Comme les bergers, nous sommes invités à adorer Jésus. Dans l’eucharistie, il est réellement présent, comme il l’était dans la crèche de Bethléem. Expliquons bien cela aux enfants : souvent, en effet, ils regrettent de n’avoir pas vécu au temps de Jésus, de n’avoir pas vécu Noël « pour de vrai ». Mais devant Jésus présent à la messe ou dans le tabernacle, nous sommes devant lui comme les bergers devant la crèche. Non seulement nous n’avons rien à envier aux bergers, mais nous avons plus de chance qu’eux : car nous savons ce qu’est devenu l’Enfant de Noël. Nous savons que Jésus est mort et ressuscité pour nous. Nous vivons Nœl à la lumière de la Résurrection.

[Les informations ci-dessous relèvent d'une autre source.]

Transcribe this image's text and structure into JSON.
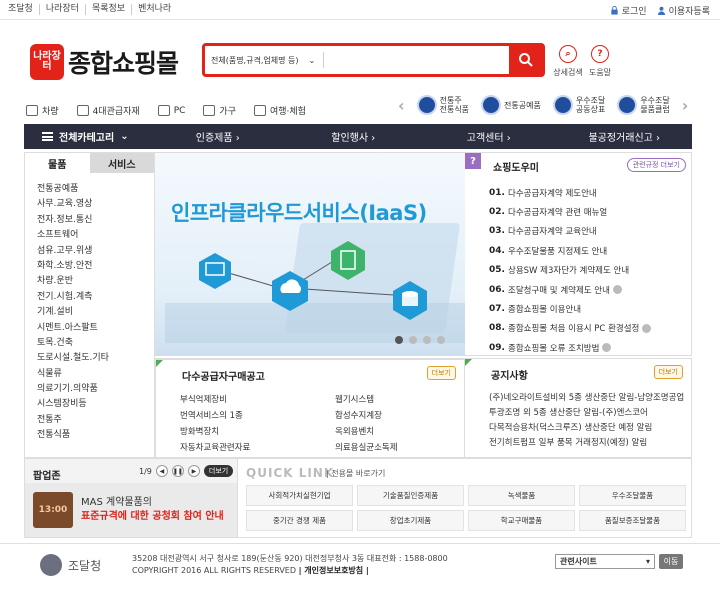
{
  "topbar": {
    "links": [
      "조달청",
      "나라장터",
      "목록정보",
      "벤처나라"
    ],
    "login": "로그인",
    "register": "이용자등록"
  },
  "header": {
    "logo_badge": "나라장터",
    "logo_text": "종합쇼핑몰",
    "search_category": "전체(품명,규격,업체명 등)",
    "search_value": "",
    "detail_search": "상세검색",
    "help": "도움말"
  },
  "quick_categories": [
    "차량",
    "4대관급자재",
    "PC",
    "가구",
    "여행·체험"
  ],
  "certs": [
    {
      "line1": "전통주",
      "line2": "전통식품"
    },
    {
      "line1": "전통공예품",
      "line2": ""
    },
    {
      "line1": "우수조달",
      "line2": "공동상표"
    },
    {
      "line1": "우수조달",
      "line2": "물품클럽"
    }
  ],
  "nav": {
    "all": "전체카테고리",
    "items": [
      "인증제품 ›",
      "할인행사 ›",
      "고객센터 ›",
      "불공정거래신고 ›"
    ]
  },
  "left_panel": {
    "tab_goods": "물품",
    "tab_service": "서비스",
    "items": [
      "전통공예품",
      "사무.교육.영상",
      "전자.정보.통신",
      "소프트웨어",
      "섬유.고무.위생",
      "화학.소방.안전",
      "차량.운반",
      "전기.시험.계측",
      "기계.설비",
      "시멘트.아스팔트",
      "토목.건축",
      "도로시설.철도.기타",
      "식물류",
      "의료기기.의약품",
      "시스템장비등",
      "전통주",
      "전통식품"
    ]
  },
  "banner": {
    "title": "인프라클라우드서비스(IaaS)"
  },
  "shopping_help": {
    "title": "쇼핑도우미",
    "more": "관련규정 더보기",
    "items": [
      {
        "num": "01.",
        "text": "다수공급자계약 제도안내"
      },
      {
        "num": "02.",
        "text": "다수공급자계약 관련 매뉴얼"
      },
      {
        "num": "03.",
        "text": "다수공급자계약 교육안내"
      },
      {
        "num": "04.",
        "text": "우수조달물품 지정제도 안내"
      },
      {
        "num": "05.",
        "text": "상용SW 제3자단가 계약제도 안내"
      },
      {
        "num": "06.",
        "text": "조달청구매 및 계약제도 안내"
      },
      {
        "num": "07.",
        "text": "종합쇼핑몰 이용안내"
      },
      {
        "num": "08.",
        "text": "종합쇼핑몰 처음 이용시 PC 환경설정"
      },
      {
        "num": "09.",
        "text": "종합쇼핑몰 오류 조치방법"
      }
    ]
  },
  "multi_supplier": {
    "title": "다수공급자구매공고",
    "more": "더보기",
    "items": [
      "부식억제장비",
      "웹기시스템",
      "번역서비스의 1종",
      "합성수지계장",
      "방화벽장치",
      "옥외용벤치",
      "자동차교육관련자료",
      "의료용실균소독제"
    ]
  },
  "notice": {
    "title": "공지사항",
    "more": "더보기",
    "items": [
      "(주)네오라이트설비외 5종 생산중단 알림-남양조명공업",
      "투광조명 외 5종 생산중단 알림-(주)엔스코어",
      "다목적승용차(덕스크루즈) 생산중단 예정 알림",
      "전기히트펌프 일부 품목 거래정지(예정) 알림"
    ]
  },
  "popup_zone": {
    "title": "팝업존",
    "page": "1/9",
    "more": "더보기",
    "clock": "13:00",
    "line1": "MAS 계약물품의",
    "line2": "표준규격에 대한 공청회 참여 안내"
  },
  "quick_link": {
    "title": "QUICK LINK",
    "subtitle": "| 전용몰 바로가기",
    "items": [
      "사회적가치실현기업",
      "기술품질인증제품",
      "녹색물품",
      "우수조달물품",
      "중기간 경쟁 제품",
      "창업초기제품",
      "학교구매물품",
      "품질보증조달물품"
    ]
  },
  "footer": {
    "org": "조달청",
    "address": "35208 대전광역시 서구 청사로 189(둔산동 920) 대전정부청사 3동 대표전화 : 1588-0800",
    "copyright": "COPYRIGHT 2016 ALL RIGHTS RESERVED",
    "privacy": "| 개인정보보호방침 |",
    "related": "관련사이트",
    "go": "이동"
  },
  "colors": {
    "brand_red": "#e2231a",
    "nav_dark": "#2a2e3f",
    "banner_blue": "#1f9ad6",
    "help_purple": "#9a6fc0"
  }
}
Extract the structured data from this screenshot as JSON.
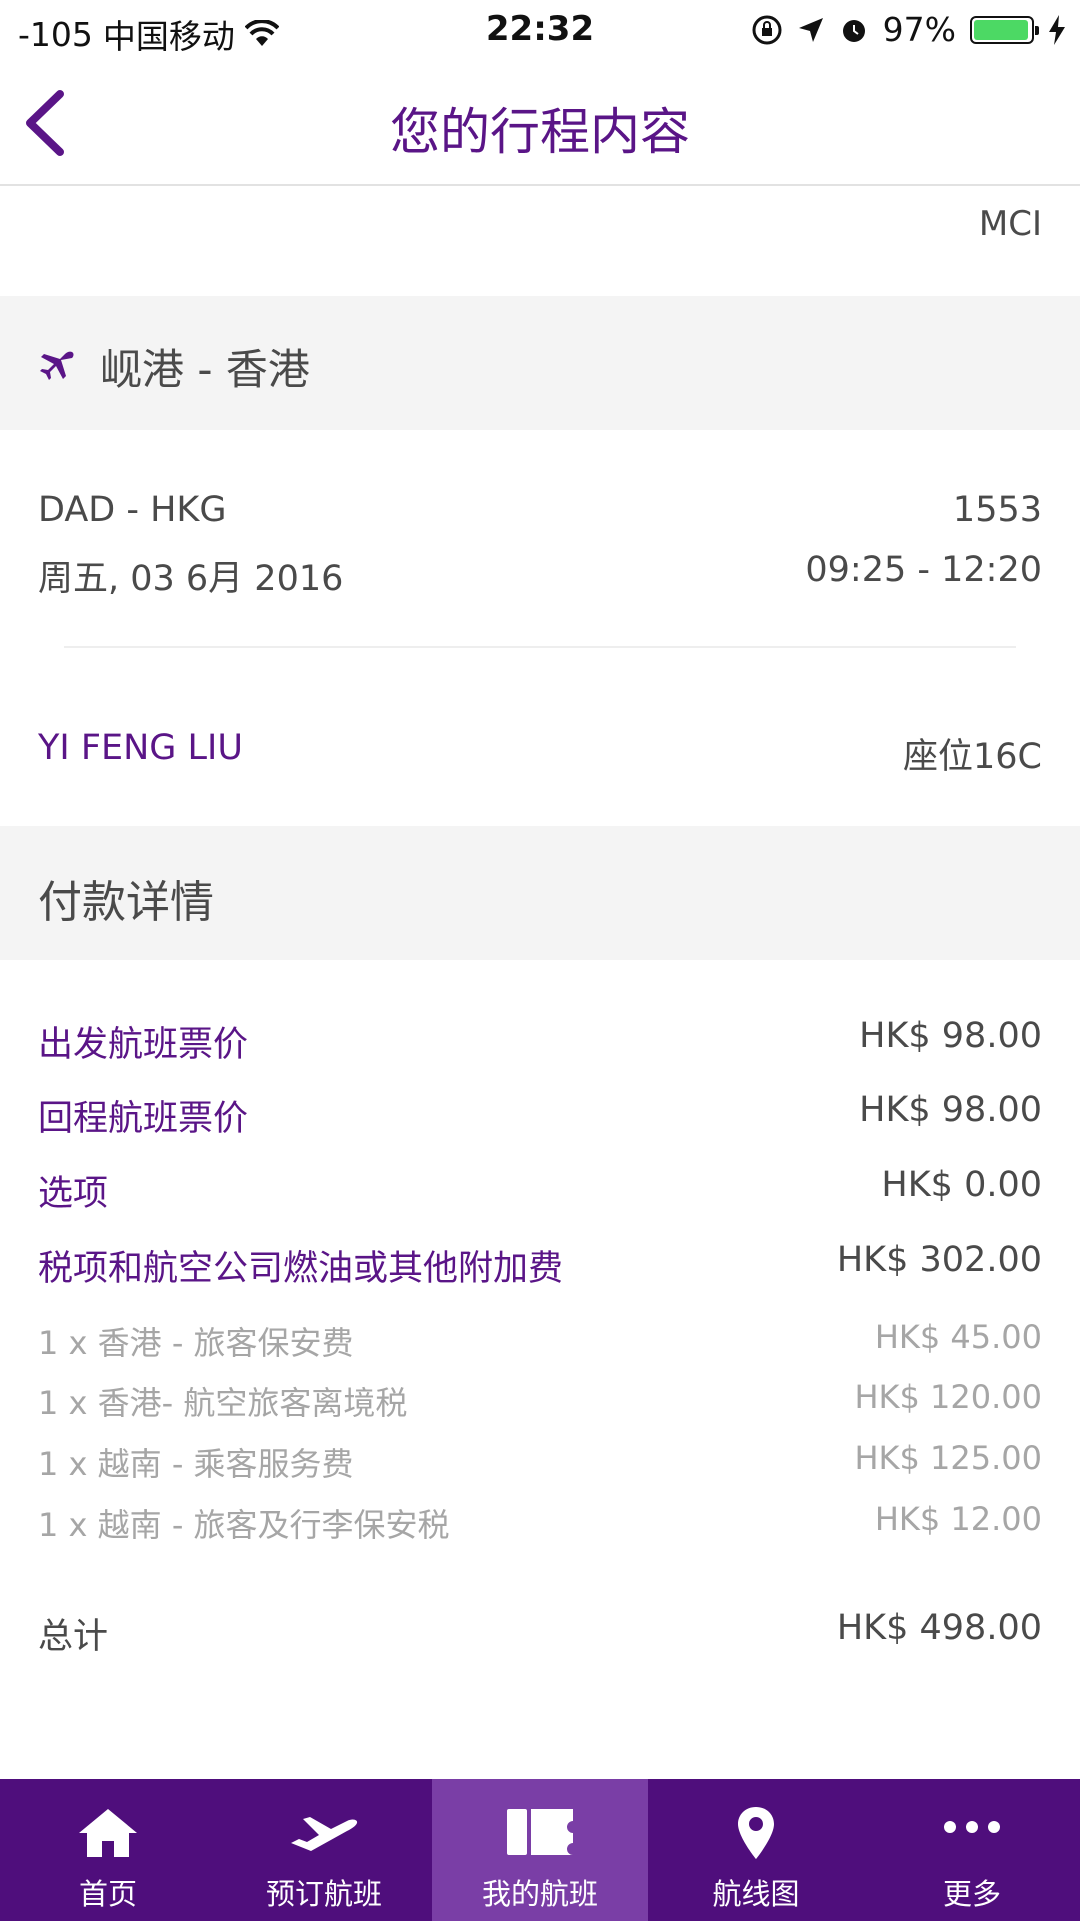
{
  "status_bar": {
    "signal": "-105",
    "carrier": "中国移动",
    "time": "22:32",
    "battery": "97%",
    "battery_level": 0.97
  },
  "header": {
    "title": "您的行程内容"
  },
  "top_row": {
    "code": "MCI"
  },
  "segment": {
    "route_title": "岘港 - 香港",
    "route_codes": "DAD - HKG",
    "flight_number": "1553",
    "date": "周五, 03 6月 2016",
    "time_range": "09:25 - 12:20",
    "passenger_name": "YI FENG LIU",
    "seat": "座位16C"
  },
  "payment": {
    "title": "付款详情",
    "main_items": [
      {
        "label": "出发航班票价",
        "value": "HK$ 98.00"
      },
      {
        "label": "回程航班票价",
        "value": "HK$ 98.00"
      },
      {
        "label": "选项",
        "value": "HK$ 0.00"
      },
      {
        "label": "税项和航空公司燃油或其他附加费",
        "value": "HK$ 302.00"
      }
    ],
    "sub_items": [
      {
        "label": "1 x 香港 - 旅客保安费",
        "value": "HK$ 45.00"
      },
      {
        "label": "1 x 香港- 航空旅客离境税",
        "value": "HK$ 120.00"
      },
      {
        "label": "1 x 越南 - 乘客服务费",
        "value": "HK$ 125.00"
      },
      {
        "label": "1 x 越南 - 旅客及行李保安税",
        "value": "HK$ 12.00"
      }
    ],
    "total_label": "总计",
    "total_value": "HK$ 498.00"
  },
  "tabs": [
    {
      "label": "首页",
      "icon": "home-icon"
    },
    {
      "label": "预订航班",
      "icon": "airplane-icon"
    },
    {
      "label": "我的航班",
      "icon": "ticket-icon"
    },
    {
      "label": "航线图",
      "icon": "map-pin-icon"
    },
    {
      "label": "更多",
      "icon": "more-dots-icon"
    }
  ],
  "colors": {
    "brand_purple": "#5a1587",
    "tab_bar": "#4f0e7c",
    "tab_active": "#7a3ea6",
    "section_bg": "#f4f4f4"
  }
}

Un sauveur nous est né : cela doit tout changer dans notre vie. Nous ne pouvons pas vivre comme si nous ignorions la bonne novelle de Noël. Jésus se donne à nous, non pour nous condamner, mais pour nous sauver. Très concrètement, il vient nous sauver du péché, nous sortir des nuits de la souffrance et du désespoir. Noël et Pâques sont indissociables : parce qu’un sauveur nous est né, il n’y a plus de situation sans issue, d’échec apparent sans victoire cachée, de larmes sans consolation, de péché sans rédemption, de mort sans résurrection.

Bien des contes de Noël, bien des « noëls » traditionnels traduisent à merveille cette certitude : parce que Jésus est né, plus rien n’est comme avant. On ne peut plus rester enfermé dans sa paresse ou ses rancunes, on ne peut plus vivre replié sur son égoïsme.

N’ayons pas peur d’accueillir la bonne nouvelle. N’ayons pas peur de laisser l’Enfant de la crèche transformer notre vie : ouvrons nos portes à la joie de Noël.